Книги

Инфернальный феминизм

22
18
20
22
24
26
28
30

Невеста Дьявола не может быть ребенком; ей должно быть не меньше тридцати лет, ей подобает скорбно-прекрасный лик Медеи, глубоко посаженные глаза, трагические и лихорадочно сверкающие, и вольно ниспадающие волны змей — я говорю о потоке черных неукротимых волос. Быть может, голову ее украшает венок из вербены, могильный плющ и фиалки смерти[989].

Главная часть ритуала (известная нам, как уверяет Мишле, благодаря позднейшему подражанию в ходе суда над Ля-Вуазен и ее «сатанистским» кружком в XVII веке), наступала будто бы в тот момент, когда сама жрица преображалась в алтарь: «Своим распростертым телом, своей униженной позой, обширным шелком своих черных волос, рассыпанных в пыли, она… предлагала себя. И на ее чреслах демон отправлял службу, читал Верую и приносил жертву»[990]. Как мы видим, повествование Мишле мечется между рационалистическими объяснениями (присутствие Сатаны обозначено просто деревянным идолом) и фантастическими мотивами (какой-то демон отправляет мессу). Чтобы изобразить ведьму бунтовщицей против феодального, религиозного и в некотором смысле патриархального гнета, пригождаются оба способа.

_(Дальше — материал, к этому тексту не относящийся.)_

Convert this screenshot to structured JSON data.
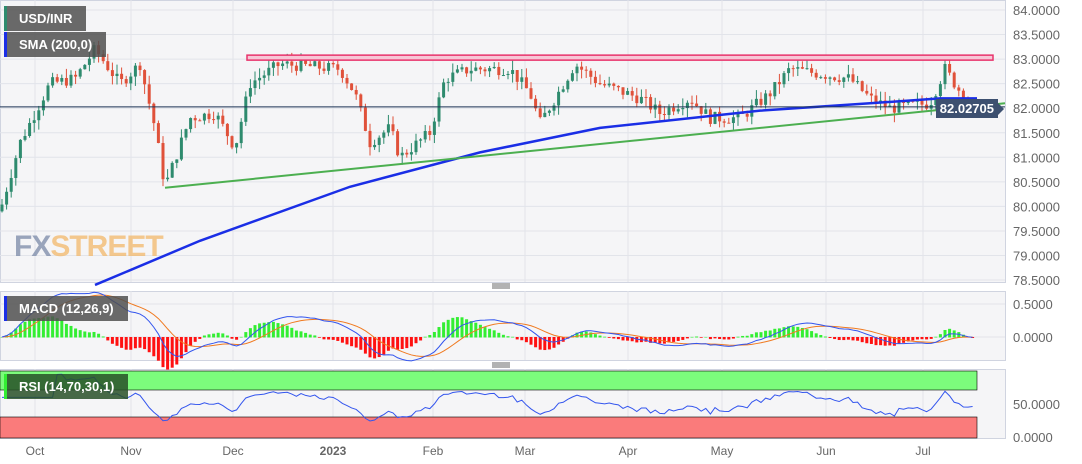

Но насколько «феминистична» в действительности эта книга? Пусть Мишле толковал об «искуплении Евы» и о самой женщине как о Божестве, ведьма все-таки не олицетворяет никакого особого разрыва с патриархальным порядком. Потому что сам Мишле, пусть он и давал высокую оценку женщине в своих поздних работах, в конечном счете все-таки остался при мнении, что ей следует сидеть дома и реформировать страну оттуда — просто являя собой образцовую мать, кухарку и няньку. Вывод, к которому приходит Мишле в своей «Ведьме», состоит в следующем:

Женщина, занимавшаяся в течение последних веков мужскими делами, утратила из‐за этого собственную роль — роль врачевательницы, утешительницы, Феи-целительницы. В этом и состоит ее истинное священство. И оно принадлежит ей — что бы ни говорила об этом Церковь[991].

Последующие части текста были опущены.